The Russian president said in a speech to the defence ministry on Monday that he was concerned about the US deploying short- and medium-range missiles abroad and warned that Nato was threatening Russia in Europe and “beyond its historical zone of responsibility” in Asia.
He added that Russia would step up production of hypersonic weapons — such as the new Oreshnik ballistic missile, which it fired at Ukraine for the first time last month — in response to any US deployments of short- and medium-range missiles in Europe and Asia.
Andrei Belousov, appointed defence minister in a reshuffle in May, told the same audience that Russia’s military needed to be ready for medium-term scenarios including “a possible military conflict with Nato in Europe in the next decade”.
European leaders have warned since early this year that Russia is preparing for a broader conflict with the western military alliance beyond its continuing invasion of Ukraine.
But Putin — whose full-scale invasion of Ukraine in 2022 triggered the current confrontation — said talk of a Russian threat to the continent was a “myth” and blamed any escalation on the US and its European allies.

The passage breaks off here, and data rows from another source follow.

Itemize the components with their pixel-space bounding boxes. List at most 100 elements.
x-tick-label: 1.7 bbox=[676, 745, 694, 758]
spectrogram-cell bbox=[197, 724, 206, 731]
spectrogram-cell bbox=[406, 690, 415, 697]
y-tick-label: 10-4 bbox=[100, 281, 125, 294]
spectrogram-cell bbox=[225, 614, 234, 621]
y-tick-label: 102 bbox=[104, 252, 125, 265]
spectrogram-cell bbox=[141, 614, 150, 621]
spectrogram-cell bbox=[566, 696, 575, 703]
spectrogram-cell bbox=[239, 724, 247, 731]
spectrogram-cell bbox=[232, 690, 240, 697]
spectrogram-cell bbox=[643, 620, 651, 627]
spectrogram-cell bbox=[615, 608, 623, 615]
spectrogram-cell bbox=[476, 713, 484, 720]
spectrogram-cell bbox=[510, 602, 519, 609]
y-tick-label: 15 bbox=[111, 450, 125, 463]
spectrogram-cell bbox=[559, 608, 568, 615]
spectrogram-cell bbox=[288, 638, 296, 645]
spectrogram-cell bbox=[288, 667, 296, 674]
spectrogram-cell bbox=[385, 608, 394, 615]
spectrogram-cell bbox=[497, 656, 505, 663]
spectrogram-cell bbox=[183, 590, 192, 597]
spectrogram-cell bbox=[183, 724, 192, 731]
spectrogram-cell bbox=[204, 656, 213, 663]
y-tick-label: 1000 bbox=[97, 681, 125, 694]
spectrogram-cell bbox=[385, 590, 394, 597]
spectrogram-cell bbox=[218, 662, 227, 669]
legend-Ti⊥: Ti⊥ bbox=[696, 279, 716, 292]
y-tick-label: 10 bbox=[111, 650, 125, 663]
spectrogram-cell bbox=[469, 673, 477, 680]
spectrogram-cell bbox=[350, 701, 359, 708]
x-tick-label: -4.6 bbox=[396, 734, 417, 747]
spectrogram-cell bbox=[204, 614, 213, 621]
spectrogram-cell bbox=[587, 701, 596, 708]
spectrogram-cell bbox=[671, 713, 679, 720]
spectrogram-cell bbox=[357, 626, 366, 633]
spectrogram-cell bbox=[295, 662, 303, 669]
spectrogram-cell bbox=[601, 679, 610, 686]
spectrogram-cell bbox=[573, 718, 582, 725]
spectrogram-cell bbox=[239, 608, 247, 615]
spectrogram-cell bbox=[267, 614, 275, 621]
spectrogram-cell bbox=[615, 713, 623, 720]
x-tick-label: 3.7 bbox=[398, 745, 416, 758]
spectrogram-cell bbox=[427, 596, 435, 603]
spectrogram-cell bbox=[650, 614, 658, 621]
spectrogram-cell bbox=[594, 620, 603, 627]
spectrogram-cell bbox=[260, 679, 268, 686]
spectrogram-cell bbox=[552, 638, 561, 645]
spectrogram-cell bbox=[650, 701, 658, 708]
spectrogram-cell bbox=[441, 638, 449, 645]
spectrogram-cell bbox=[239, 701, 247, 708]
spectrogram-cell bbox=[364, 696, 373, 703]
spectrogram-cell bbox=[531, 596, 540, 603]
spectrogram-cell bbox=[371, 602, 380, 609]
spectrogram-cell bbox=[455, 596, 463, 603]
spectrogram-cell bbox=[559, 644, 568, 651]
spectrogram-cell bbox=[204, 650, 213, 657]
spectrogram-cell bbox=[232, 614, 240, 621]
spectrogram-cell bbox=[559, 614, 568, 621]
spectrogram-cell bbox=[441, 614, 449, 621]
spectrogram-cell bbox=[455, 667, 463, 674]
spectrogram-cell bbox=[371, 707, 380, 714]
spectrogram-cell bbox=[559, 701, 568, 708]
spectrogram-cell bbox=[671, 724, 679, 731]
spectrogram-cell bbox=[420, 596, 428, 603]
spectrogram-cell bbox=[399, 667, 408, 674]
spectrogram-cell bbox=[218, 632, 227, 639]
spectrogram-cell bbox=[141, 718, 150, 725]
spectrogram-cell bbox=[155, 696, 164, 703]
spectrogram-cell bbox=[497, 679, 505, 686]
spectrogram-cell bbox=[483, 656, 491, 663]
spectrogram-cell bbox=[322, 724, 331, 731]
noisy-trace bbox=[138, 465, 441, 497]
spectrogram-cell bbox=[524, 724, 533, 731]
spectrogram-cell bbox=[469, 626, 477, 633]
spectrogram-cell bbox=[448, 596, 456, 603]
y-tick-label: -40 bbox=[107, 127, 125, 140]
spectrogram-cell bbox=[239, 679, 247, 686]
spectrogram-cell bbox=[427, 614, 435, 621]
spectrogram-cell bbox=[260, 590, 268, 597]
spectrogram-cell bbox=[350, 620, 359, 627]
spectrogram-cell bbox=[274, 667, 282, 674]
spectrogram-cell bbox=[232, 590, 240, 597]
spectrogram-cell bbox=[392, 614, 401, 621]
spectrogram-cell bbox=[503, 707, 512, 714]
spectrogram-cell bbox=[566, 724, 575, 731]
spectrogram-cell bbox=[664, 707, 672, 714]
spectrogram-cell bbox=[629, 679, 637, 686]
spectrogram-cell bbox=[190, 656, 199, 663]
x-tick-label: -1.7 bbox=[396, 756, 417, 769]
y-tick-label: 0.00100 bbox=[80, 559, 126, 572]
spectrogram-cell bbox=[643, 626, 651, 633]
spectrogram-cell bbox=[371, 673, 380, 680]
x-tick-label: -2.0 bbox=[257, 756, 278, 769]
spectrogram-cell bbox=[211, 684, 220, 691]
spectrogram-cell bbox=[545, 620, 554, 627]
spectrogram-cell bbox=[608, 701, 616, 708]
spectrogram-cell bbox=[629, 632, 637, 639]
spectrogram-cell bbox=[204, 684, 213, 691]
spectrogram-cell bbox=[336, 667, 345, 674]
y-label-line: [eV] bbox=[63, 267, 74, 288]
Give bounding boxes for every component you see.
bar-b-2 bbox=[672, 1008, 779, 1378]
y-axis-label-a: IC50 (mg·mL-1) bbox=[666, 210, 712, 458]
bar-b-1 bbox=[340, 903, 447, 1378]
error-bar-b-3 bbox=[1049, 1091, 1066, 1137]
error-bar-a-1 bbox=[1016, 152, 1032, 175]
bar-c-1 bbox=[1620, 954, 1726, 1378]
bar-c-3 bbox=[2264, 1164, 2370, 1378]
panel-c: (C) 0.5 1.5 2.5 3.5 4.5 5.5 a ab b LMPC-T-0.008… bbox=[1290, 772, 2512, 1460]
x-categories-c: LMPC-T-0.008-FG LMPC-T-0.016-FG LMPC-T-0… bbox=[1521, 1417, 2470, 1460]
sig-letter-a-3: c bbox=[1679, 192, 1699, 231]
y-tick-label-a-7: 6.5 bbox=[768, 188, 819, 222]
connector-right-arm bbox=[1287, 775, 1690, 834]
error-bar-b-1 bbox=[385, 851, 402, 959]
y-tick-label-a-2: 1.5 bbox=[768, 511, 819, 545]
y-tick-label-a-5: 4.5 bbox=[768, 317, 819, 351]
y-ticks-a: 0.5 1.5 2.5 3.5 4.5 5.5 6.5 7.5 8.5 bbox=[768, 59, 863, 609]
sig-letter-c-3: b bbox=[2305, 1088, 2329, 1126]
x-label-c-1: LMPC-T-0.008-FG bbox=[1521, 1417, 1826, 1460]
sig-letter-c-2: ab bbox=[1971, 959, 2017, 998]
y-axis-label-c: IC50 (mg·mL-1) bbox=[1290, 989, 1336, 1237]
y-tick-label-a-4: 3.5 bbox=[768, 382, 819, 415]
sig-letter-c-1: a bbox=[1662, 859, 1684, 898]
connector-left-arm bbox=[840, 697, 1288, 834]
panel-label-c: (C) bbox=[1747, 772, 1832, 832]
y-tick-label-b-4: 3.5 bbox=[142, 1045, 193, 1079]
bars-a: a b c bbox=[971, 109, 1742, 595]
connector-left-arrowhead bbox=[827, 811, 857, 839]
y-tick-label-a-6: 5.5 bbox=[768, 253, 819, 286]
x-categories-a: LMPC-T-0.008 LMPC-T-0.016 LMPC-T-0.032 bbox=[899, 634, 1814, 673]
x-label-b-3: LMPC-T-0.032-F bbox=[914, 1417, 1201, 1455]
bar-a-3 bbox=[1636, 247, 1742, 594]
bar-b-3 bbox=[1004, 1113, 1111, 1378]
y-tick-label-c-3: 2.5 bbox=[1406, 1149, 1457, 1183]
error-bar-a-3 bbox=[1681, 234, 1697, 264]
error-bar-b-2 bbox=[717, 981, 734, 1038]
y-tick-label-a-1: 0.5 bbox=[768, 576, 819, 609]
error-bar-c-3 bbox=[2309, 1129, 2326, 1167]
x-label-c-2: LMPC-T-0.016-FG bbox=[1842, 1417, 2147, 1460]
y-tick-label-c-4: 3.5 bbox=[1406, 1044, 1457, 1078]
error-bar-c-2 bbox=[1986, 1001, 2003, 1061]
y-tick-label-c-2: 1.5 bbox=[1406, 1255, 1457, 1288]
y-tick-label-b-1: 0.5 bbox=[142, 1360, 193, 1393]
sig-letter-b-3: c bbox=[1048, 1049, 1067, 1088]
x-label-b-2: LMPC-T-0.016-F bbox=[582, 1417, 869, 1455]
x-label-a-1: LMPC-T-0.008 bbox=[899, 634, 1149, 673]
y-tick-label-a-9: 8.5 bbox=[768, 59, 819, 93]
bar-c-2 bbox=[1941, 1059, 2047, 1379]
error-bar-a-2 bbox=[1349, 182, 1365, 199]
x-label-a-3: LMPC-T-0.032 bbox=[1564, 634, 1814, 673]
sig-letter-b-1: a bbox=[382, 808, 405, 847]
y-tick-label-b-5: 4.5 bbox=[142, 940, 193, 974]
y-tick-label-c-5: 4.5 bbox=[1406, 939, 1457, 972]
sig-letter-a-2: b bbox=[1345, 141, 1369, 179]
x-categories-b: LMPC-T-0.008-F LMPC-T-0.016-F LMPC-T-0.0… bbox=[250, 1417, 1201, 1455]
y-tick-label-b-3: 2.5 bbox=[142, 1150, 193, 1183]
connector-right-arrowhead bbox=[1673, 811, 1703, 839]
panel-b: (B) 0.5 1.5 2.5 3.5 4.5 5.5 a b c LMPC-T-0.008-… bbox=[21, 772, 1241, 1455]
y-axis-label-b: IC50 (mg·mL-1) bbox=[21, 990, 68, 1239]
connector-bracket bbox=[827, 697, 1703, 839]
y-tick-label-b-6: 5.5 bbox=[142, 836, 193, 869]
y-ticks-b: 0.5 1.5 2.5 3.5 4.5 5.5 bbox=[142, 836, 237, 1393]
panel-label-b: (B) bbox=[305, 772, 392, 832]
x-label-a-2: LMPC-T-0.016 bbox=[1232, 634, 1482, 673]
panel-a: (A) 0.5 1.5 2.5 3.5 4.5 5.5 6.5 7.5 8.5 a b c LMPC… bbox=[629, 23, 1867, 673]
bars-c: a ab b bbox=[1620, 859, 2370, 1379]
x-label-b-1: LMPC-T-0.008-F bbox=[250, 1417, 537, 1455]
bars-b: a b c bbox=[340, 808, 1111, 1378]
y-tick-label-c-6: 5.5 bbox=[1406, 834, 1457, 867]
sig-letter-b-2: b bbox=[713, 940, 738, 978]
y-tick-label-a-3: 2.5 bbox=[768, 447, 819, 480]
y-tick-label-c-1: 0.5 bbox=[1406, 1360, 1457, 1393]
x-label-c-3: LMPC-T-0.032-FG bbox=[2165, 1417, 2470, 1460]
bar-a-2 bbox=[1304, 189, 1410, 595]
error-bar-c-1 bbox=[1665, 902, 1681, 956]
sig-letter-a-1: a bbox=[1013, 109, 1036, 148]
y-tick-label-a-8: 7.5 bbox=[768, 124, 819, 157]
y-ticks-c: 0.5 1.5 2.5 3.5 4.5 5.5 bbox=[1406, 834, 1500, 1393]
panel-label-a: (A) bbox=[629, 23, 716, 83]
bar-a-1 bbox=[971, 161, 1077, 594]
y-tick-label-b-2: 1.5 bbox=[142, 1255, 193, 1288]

He accused the US of “encouraging the further escalation of the conflict” in Ukraine by arming the government in Kyiv, including with advanced western weapons it has used for strikes deep inside Russian territory.
Putin said Russia had taken the upper hand on the battlefield this year by capturing 189 towns, making 2024 a “landmark in achieving the goals” of the invasion. Russia’s defence industry, boosted by record Rbs13.5tn ($130bn) spending in next year’s budget, had helped bolster its forces by developing new guidance systems for missiles and producing new kinds of attack drones, he said.
Russia had also managed to sustain its forces by recruiting about 1,000 volunteers a day to fight in the war, Putin said. This year, he added, Russia had recruited 430,000 men compared with 300,000 a year earlier, helping it turn the tide against Ukraine’s outmanned and outgunned forces.
But the current levels of defence spending, Putin acknowledged, could not be raised “to infinity” at the expense of other priorities such as science, education and healthcare.
The splurge on defence spending has fuelled an economic boom but also sharply increased inflation and created a labour shortage in civilian sectors, with workers attracted by higher salaries in defence factories working three shifts around the clock.
Putin said Russia was taking “additional measures to ensure [our] security and that of our allies” but wanted to avoid getting “dragged into a full-scale arms race at the expense of the social-economic development of our country”.